Key details on the Balestier Centre collective sale bid:
- Reserve price: S$180 million
- Tenure: Freehold
- Location: Balestier Road, Singapore
- Sale type: First collective sale attempt (en bloc)
- Marketing agent: Huttons Asia
- Development type: Mixed-use
For a collective sale to proceed in Singapore, owners must secure the agreement of at least 80% of shareholders by share value and strata area for developments less than 10 years old, or 80% for older developments, thresholds governed by the Land Titles (Strata) Act and overseen by the Strata Titles Boards. Balestier Centre's owners are at the launch stage, meaning the consent threshold has not yet been publicly confirmed as met; the marketing exercise is designed to attract a developer willing to meet or exceed the S$180 million reserve before the owners' collective sale committee finalises the statutory process.

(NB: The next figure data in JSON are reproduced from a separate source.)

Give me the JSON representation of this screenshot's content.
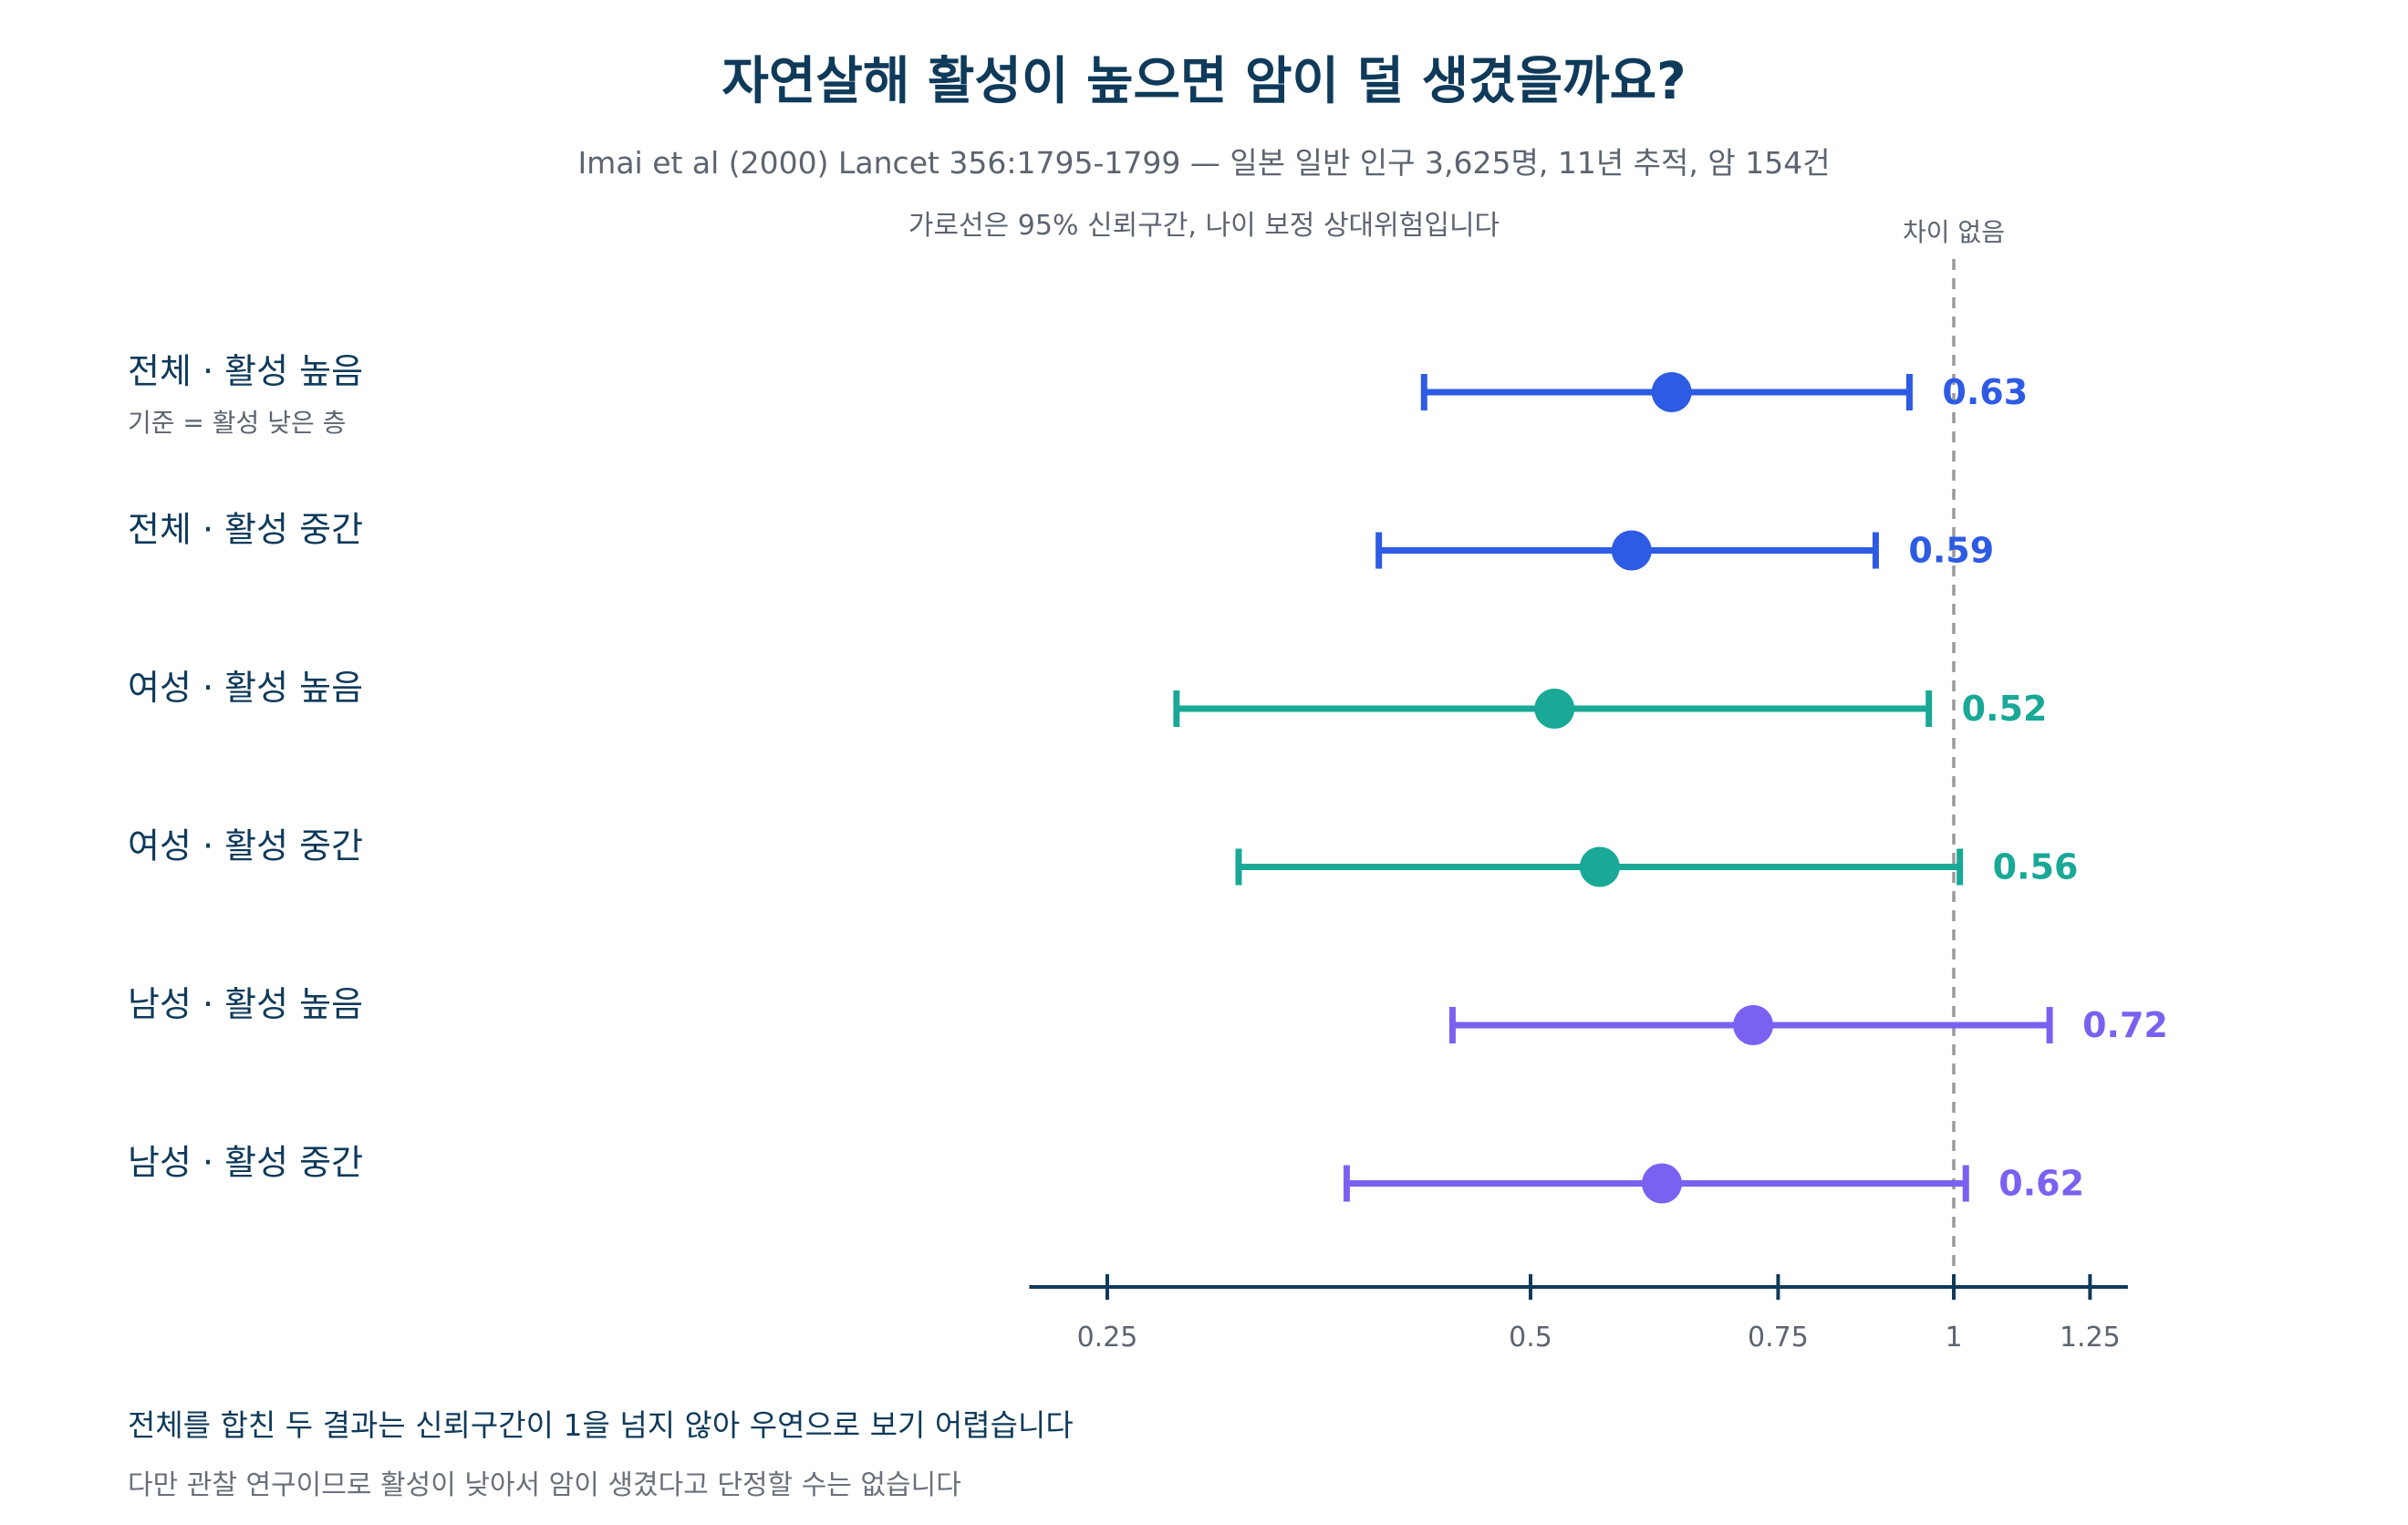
{
  "header": {
    "title": "자연살해 활성이 높으면 암이 덜 생겼을까요?",
    "subtitle": "Imai et al (2000) Lancet 356:1795-1799 — 일본 일반 인구 3,625명, 11년 추적, 암 154건",
    "note": "가로선은 95% 신뢰구간, 나이 보정 상대위험입니다"
  },
  "footer": {
    "line1": "전체를 합친 두 결과는 신뢰구간이 1을 넘지 않아 우연으로 보기 어렵습니다",
    "line2": "다만 관찰 연구이므로 활성이 낮아서 암이 생겼다고 단정할 수는 없습니다"
  },
  "chart_data": {
    "type": "forest",
    "x_scale": "log",
    "xlim": [
      0.22,
      1.33
    ],
    "xticks": [
      0.25,
      0.5,
      0.75,
      1,
      1.25
    ],
    "xtick_labels": [
      "0.25",
      "0.5",
      "0.75",
      "1",
      "1.25"
    ],
    "reference_line": {
      "x": 1,
      "label": "차이 없음"
    },
    "reference_note": "기준 = 활성 낮은 층",
    "colors": {
      "overall": "#2d5be3",
      "women": "#1aa897",
      "men": "#7b61f0"
    },
    "rows": [
      {
        "label": "전체 · 활성 높음",
        "group": "overall",
        "estimate": 0.63,
        "ci_low": 0.42,
        "ci_high": 0.93,
        "value_label": "0.63"
      },
      {
        "label": "전체 · 활성 중간",
        "group": "overall",
        "estimate": 0.59,
        "ci_low": 0.39,
        "ci_high": 0.88,
        "value_label": "0.59"
      },
      {
        "label": "여성 · 활성 높음",
        "group": "women",
        "estimate": 0.52,
        "ci_low": 0.28,
        "ci_high": 0.96,
        "value_label": "0.52"
      },
      {
        "label": "여성 · 활성 중간",
        "group": "women",
        "estimate": 0.56,
        "ci_low": 0.31,
        "ci_high": 1.01,
        "value_label": "0.56"
      },
      {
        "label": "남성 · 활성 높음",
        "group": "men",
        "estimate": 0.72,
        "ci_low": 0.44,
        "ci_high": 1.17,
        "value_label": "0.72"
      },
      {
        "label": "남성 · 활성 중간",
        "group": "men",
        "estimate": 0.62,
        "ci_low": 0.37,
        "ci_high": 1.02,
        "value_label": "0.62"
      }
    ]
  }
}
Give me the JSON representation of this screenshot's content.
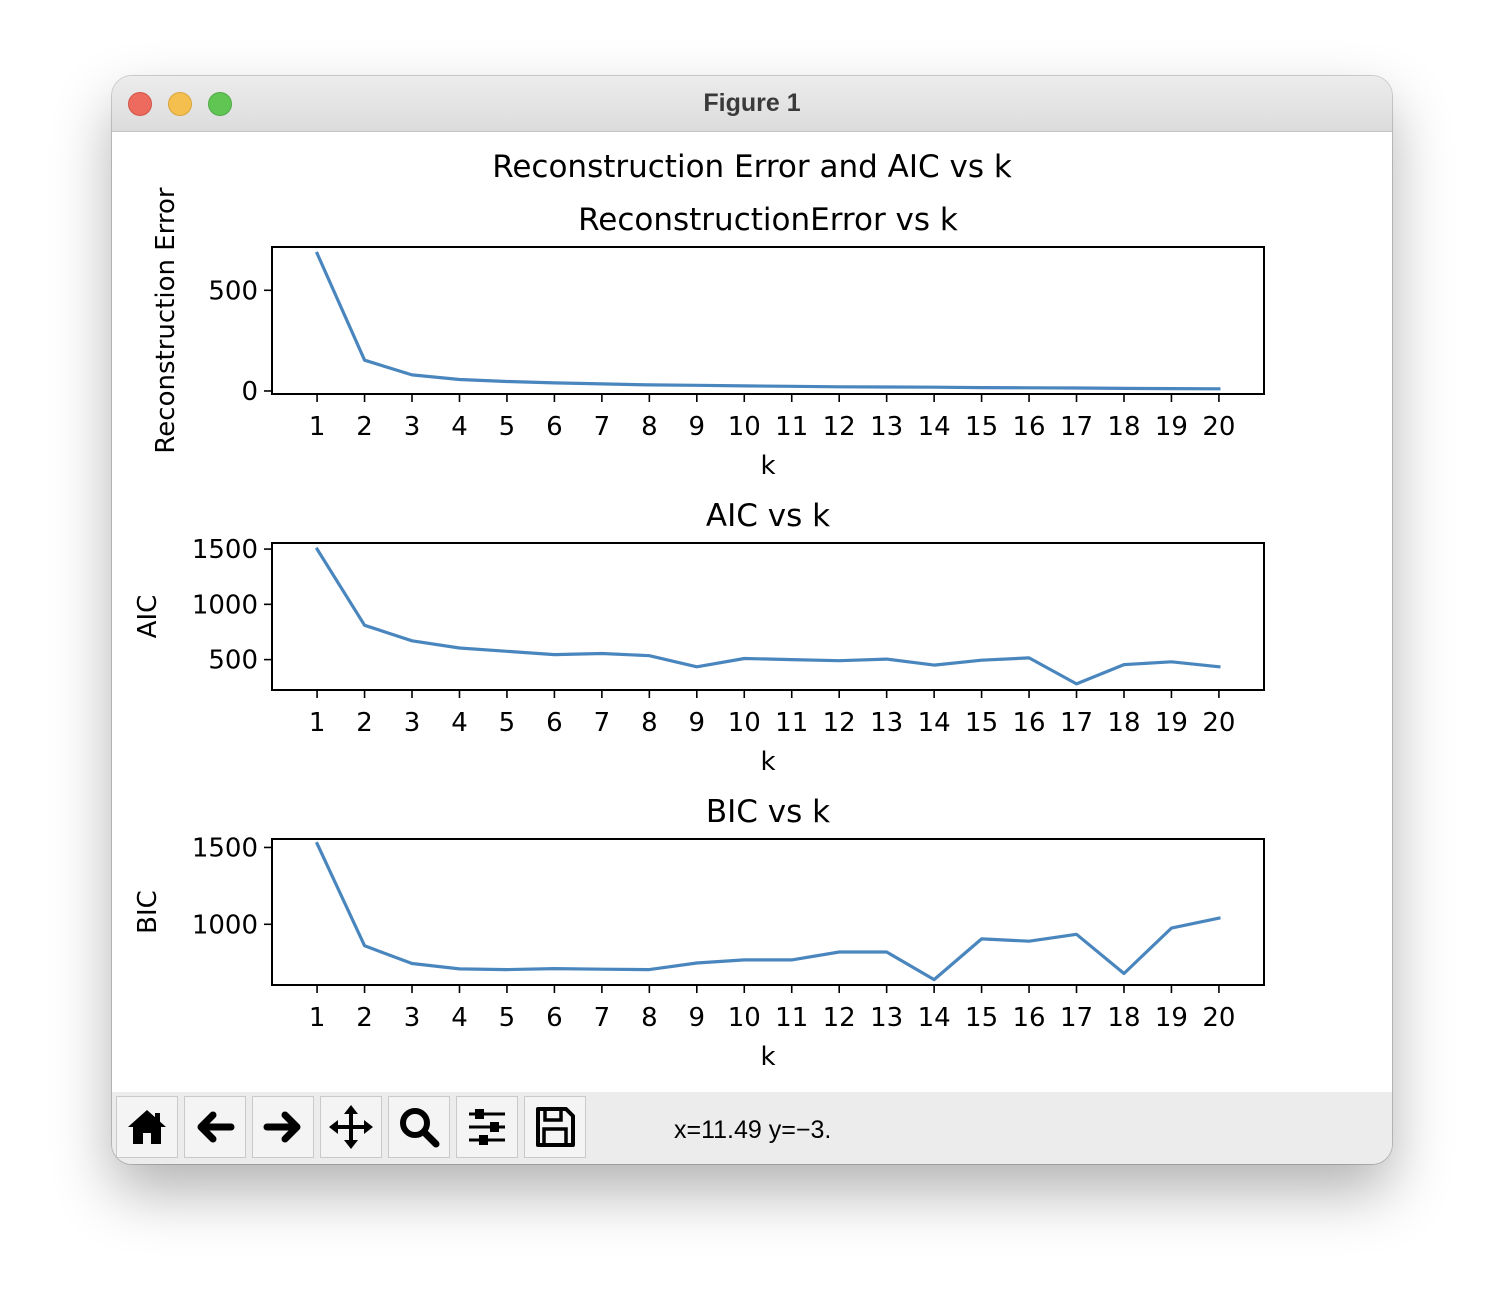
{
  "window": {
    "title": "Figure 1"
  },
  "figure": {
    "suptitle": "Reconstruction Error and AIC vs k"
  },
  "chart_data": [
    {
      "type": "line",
      "title": "ReconstructionError vs k",
      "xlabel": "k",
      "ylabel": "Reconstruction Error",
      "x": [
        1,
        2,
        3,
        4,
        5,
        6,
        7,
        8,
        9,
        10,
        11,
        12,
        13,
        14,
        15,
        16,
        17,
        18,
        19,
        20
      ],
      "xticks": [
        1,
        2,
        3,
        4,
        5,
        6,
        7,
        8,
        9,
        10,
        11,
        12,
        13,
        14,
        15,
        16,
        17,
        18,
        19,
        20
      ],
      "xlim": [
        0.05,
        20.95
      ],
      "ylim": [
        -15,
        715
      ],
      "yticks": [
        0,
        500
      ],
      "series": [
        {
          "values": [
            683,
            153,
            80,
            57,
            47,
            40,
            35,
            30,
            28,
            25,
            23,
            21,
            20,
            19,
            17,
            16,
            15,
            13,
            12,
            11
          ],
          "color": "#4a86be"
        }
      ],
      "grid": false
    },
    {
      "type": "line",
      "title": "AIC vs k",
      "xlabel": "k",
      "ylabel": "AIC",
      "x": [
        1,
        2,
        3,
        4,
        5,
        6,
        7,
        8,
        9,
        10,
        11,
        12,
        13,
        14,
        15,
        16,
        17,
        18,
        19,
        20
      ],
      "xticks": [
        1,
        2,
        3,
        4,
        5,
        6,
        7,
        8,
        9,
        10,
        11,
        12,
        13,
        14,
        15,
        16,
        17,
        18,
        19,
        20
      ],
      "xlim": [
        0.05,
        20.95
      ],
      "ylim": [
        225,
        1555
      ],
      "yticks": [
        500,
        1000,
        1500
      ],
      "series": [
        {
          "values": [
            1500,
            810,
            670,
            605,
            575,
            545,
            555,
            535,
            435,
            510,
            500,
            490,
            505,
            450,
            495,
            515,
            280,
            455,
            480,
            435
          ],
          "color": "#4a86be"
        }
      ],
      "grid": false
    },
    {
      "type": "line",
      "title": "BIC vs k",
      "xlabel": "k",
      "ylabel": "BIC",
      "x": [
        1,
        2,
        3,
        4,
        5,
        6,
        7,
        8,
        9,
        10,
        11,
        12,
        13,
        14,
        15,
        16,
        17,
        18,
        19,
        20
      ],
      "xticks": [
        1,
        2,
        3,
        4,
        5,
        6,
        7,
        8,
        9,
        10,
        11,
        12,
        13,
        14,
        15,
        16,
        17,
        18,
        19,
        20
      ],
      "xlim": [
        0.05,
        20.95
      ],
      "ylim": [
        605,
        1555
      ],
      "yticks": [
        1000,
        1500
      ],
      "series": [
        {
          "values": [
            1525,
            860,
            745,
            710,
            705,
            712,
            708,
            705,
            748,
            768,
            768,
            820,
            820,
            640,
            905,
            890,
            935,
            680,
            975,
            1040
          ],
          "color": "#4a86be"
        }
      ],
      "grid": false
    }
  ],
  "toolbar": {
    "buttons": [
      {
        "icon": "home-icon",
        "name": "home-button"
      },
      {
        "icon": "back-arrow-icon",
        "name": "back-button"
      },
      {
        "icon": "forward-arrow-icon",
        "name": "forward-button"
      },
      {
        "icon": "pan-move-icon",
        "name": "pan-button"
      },
      {
        "icon": "zoom-magnifier-icon",
        "name": "zoom-button"
      },
      {
        "icon": "subplots-sliders-icon",
        "name": "configure-subplots-button"
      },
      {
        "icon": "save-disk-icon",
        "name": "save-button"
      }
    ],
    "coords": "x=11.49 y=−3."
  }
}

The broader en bloc market in Singapore has been uneven since the government's cooling measures dampened developer appetite for high land costs. Freehold sites, however, continue to attract interest because they carry no lease decay risk and can be repositioned across residential, commercial, or mixed-use typologies subject to URA's Master Plan zoning. A successful sale at S$180 million would need to stack up against development charges, construction costs, and projected gross development value, variables that any serious bidder will stress-test against current residential and commercial pricing in the Toa Payoh and Novena adjacent belt.
Why it matters: A completed deal at or near S$180 million would validate freehold city-fringe pricing at a time when developers remain cautious about land costs, potentially signalling renewed appetite for mixed-use en bloc sites in Singapore's mid-market corridors. Investors tracking collective sale momentum should watch whether Huttons Asia secures a buyer within the typical six-to-twelve month marketing window, as an outcome here would benchmark pricing for comparable freehold assets along Balestier Road and the wider Novena fringe.